Le capital-investissement gagne en popularité, mais il fait également l’objet de plus de surveillance et de critiques, parfois à juste titre.
Interrogé sur son avis concernant la participation de régimes de retraite au capital-investissement (CI), l’investisseur renommé Warren Buffett a déclaré qu’il avait « vu un certain nombre de propositions de fonds de capital-investissement dont les rendements ne sont vraiment pas calculés d’une manière que je considérerais comme honnête. Si je gérais un fonds de pension, je serais très prudent par rapport à ce qui m’était proposé. »

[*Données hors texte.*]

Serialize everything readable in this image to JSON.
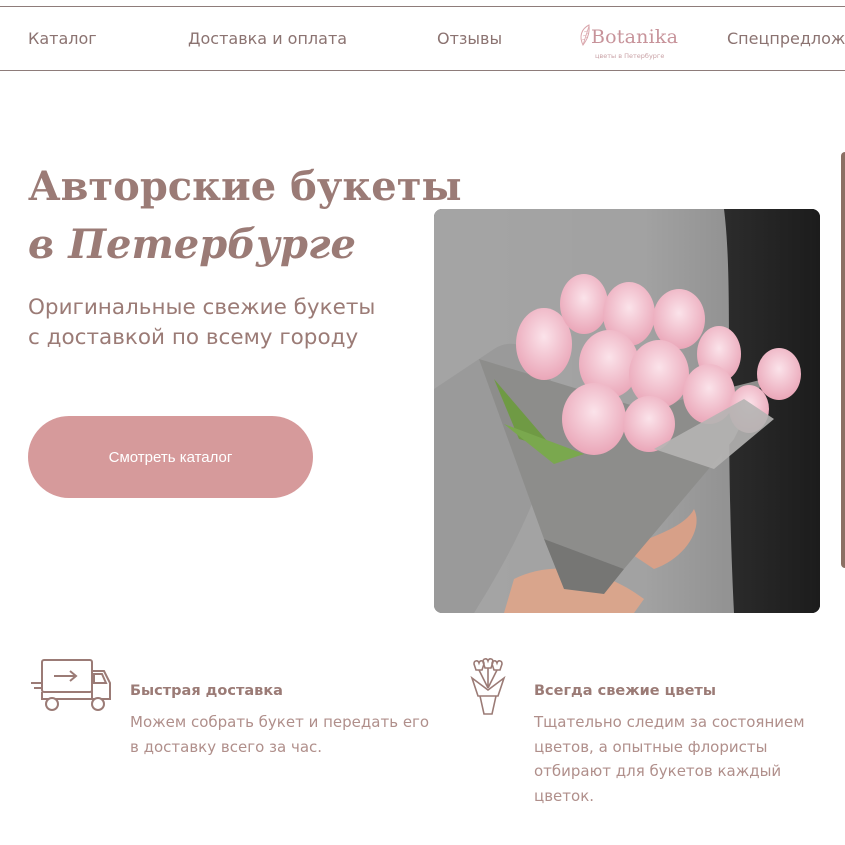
{
  "nav": {
    "catalog": "Каталог",
    "delivery": "Доставка и оплата",
    "reviews": "Отзывы",
    "special": "Спецпредлож"
  },
  "logo": {
    "name": "Botanika",
    "tagline": "цветы в Петербурге"
  },
  "hero": {
    "title_line1": "Авторские букеты",
    "title_line2": "в Петербурге",
    "subtitle_line1": "Оригинальные свежие букеты",
    "subtitle_line2": "с доставкой по всему городу",
    "cta_label": "Смотреть каталог"
  },
  "features": [
    {
      "icon": "delivery-truck-icon",
      "title": "Быстрая доставка",
      "text": "Можем собрать букет и передать его в доставку всего за час."
    },
    {
      "icon": "tulip-bouquet-icon",
      "title": "Всегда свежие цветы",
      "text": "Тщательно следим за состоянием цветов, а опытные флористы отбирают для букетов каждый цветок."
    }
  ],
  "colors": {
    "accent": "#d69a9b",
    "text": "#9b7b76",
    "border": "#8e7c7a"
  }
}
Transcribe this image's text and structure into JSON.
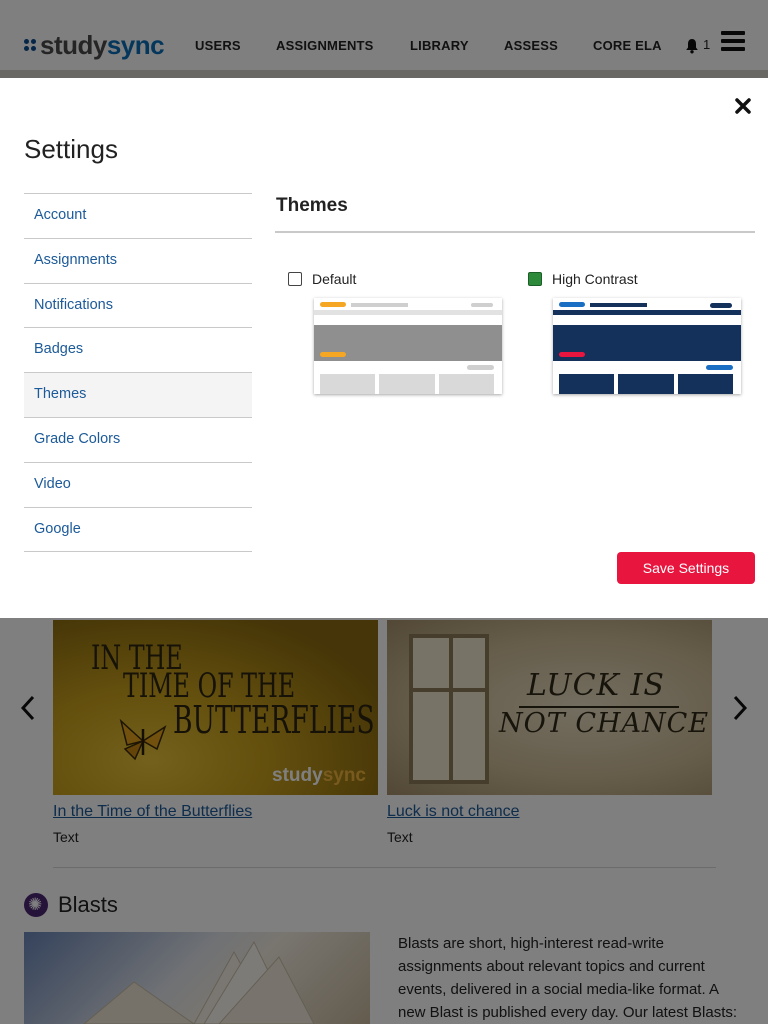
{
  "header": {
    "logo_part1": "study",
    "logo_part2": "sync",
    "nav": [
      "USERS",
      "ASSIGNMENTS",
      "LIBRARY",
      "ASSESS",
      "CORE ELA"
    ],
    "notification_count": "1",
    "bell_icon": "bell-icon",
    "menu_icon": "hamburger-menu-icon"
  },
  "modal": {
    "title": "Settings",
    "close_icon": "close-icon",
    "menu_items": [
      "Account",
      "Assignments",
      "Notifications",
      "Badges",
      "Themes",
      "Grade Colors",
      "Video",
      "Google"
    ],
    "active_item": "Themes",
    "section_title": "Themes",
    "themes": [
      {
        "label": "Default",
        "checked": false
      },
      {
        "label": "High Contrast",
        "checked": true
      }
    ],
    "save_label": "Save Settings"
  },
  "background": {
    "cards": [
      {
        "art_lines": [
          "IN THE",
          "TIME OF THE",
          "BUTTERFLIES"
        ],
        "brand_part1": "study",
        "brand_part2": "sync",
        "link": "In the Time of the Butterflies",
        "type": "Text"
      },
      {
        "art_lines": [
          "LUCK IS",
          "NOT CHANCE"
        ],
        "link": "Luck is not chance",
        "type": "Text"
      }
    ],
    "blasts_heading": "Blasts",
    "blasts_description": "Blasts are short, high-interest read-write assignments about relevant topics and current events, delivered in a social media-like format. A new Blast is published every day. Our latest Blasts:"
  },
  "colors": {
    "link": "#1c5a99",
    "save_button": "#e8153f",
    "checked_box": "#2c8a3a",
    "high_contrast_navy": "#14315c",
    "default_orange": "#f5a623"
  }
}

Chaque année, les régimes de retraite publient des rapports annuels qui incluent une ventilation de ce qu’ils possèdent, ce que la plupart d’entre nous comprennent comme étant les infrastructures, l’immobilier et les actions. Le CI demeure toutefois un mystère pour beaucoup de personnes. Il représente un tiers (33 %) du portefeuille d’actifs de l’Office d’investissement du régime des pensions du Canada (OIRPC) et 37,2 milliards dollars d’actifs d’Investissements PSP, mais qu’est-ce que cela signifie?
En termes simples, c’est un investissement dans une entreprise non cotée en bourse. Il peut être effectué par une société de CI (comme Blackrock, KKR ou Apollo) ou par achat direct. Idéalement, une entreprise ayant un rendement médiocre serait acquise, restructurée, puis revendue en réalisant un profit. Il s’agit habituellement d’investissements à long terme qui ne sont pas facilement liquidés, ce qui convient aux régimes de retraite ayant des horizons de placement plus longs.
Le CI présente plusieurs avantages, notamment un historique de rendements raisonnables et stables. Par conséquent, ces placements gagnent en popularité. Au cours des dix dernières années, plus d’argent a été accumulé sur les marchés privés que sur les marchés publics. Cependant, ces changements ont entraîné une plus grande surveillance et plus de critiques.
Les transactions ou les ententes avec des sociétés de CI manquent souvent de transparence. Les modalités des ententes sont rarement divulguées. Les frais de gestion et de performance payés aux sociétés de CI, rarement publiés, sont souvent exorbitants.
De plus, les évaluations de ces actifs semblent également irréalistes, demeurant stables même lorsque les actions subissent d’énormes baisses. C’est une des raisons pour lesquelles les gestionnaires de fonds de pension les apprécient, mais cela a suscité des soupçons. Certains experts, comme Jeffrey C. Hooke, professeur à la John Hopkins Carey Business School, soulignent que les fonds de CI rapportent les valeurs de leurs propres placements avec peu de surveillance de tiers. La volatilité est minimisée et les rendements sont « lissés ». Une évaluation surestimée pourrait entraîner des pertes inattendues au moment de la vente. Pendant ce temps, les sociétés de CI se battent bec et ongles contre les efforts des organismes de réglementation visant à rendre leurs transactions plus transparentes.
On a également accusé les sociétés de CI de manquer d’éthique, notamment en raison de la façon dont elles acquièrent des entreprises. Généralement, elles effectueront une prise de contrôle adossée pour acheter une entreprise. Elles pourraient investir 10 % de la valeur de l’entreprise, puis contracter un prêt pour le reste du coût ou l’utiliser comme effet de levier. La société ne prend toutefois pas elle-même le risque; elle impose cette dette à l’entreprise qu’elle a acquise. Elle réduit ensuite les coûts pour faire face à la dette, se verse des honoraires de consultant et vend l’entreprise en réalisant un profit, souvent au détriment de ses clients et employés.
Cela peut devenir une situation de vie ou de mort, par exemple, lorsque des sociétés de CI achètent des établissements de soins de longue durée.
Il n’est pas surprenant que des sociétés de CI aient récemment fait les gros titres dans le secteur immobilier. Business Insider a rapporté que 44 % des achats de maisons individuelles aux États- Unis en 2023 ont été effectués par des sociétés de CI, qui ont également jeté leur dévolu sur le Canada.
BlackRock, une entreprise qui collabore avec l’OIRPC, possède déjà 14 milliards de dollars en actifs immobiliers au Canada. Cela signifie que les placements de votre régime de retraite pourraient faire en sorte qu’il soit plus difficile, pour vous ou pour vos enfants, d’acheter ou de conserver une maison.
Il se passe beaucoup de choses dans le domaine du CI en ce moment; par exemple, l’OIRPC et la Caisse de dépôt et placement du
Québec ont chacun vendu des actifs d’environ 2 milliards de dollars en novembre, peut-être parce que l’ensemble du marché ralentit. Au bout du compte, le CI est un marché obscur dont les rendements et les pratiques réels sont largement dissimulés. Bien que nous ne puissions rien y faire, nous pouvons au moins le surveiller et en être conscients.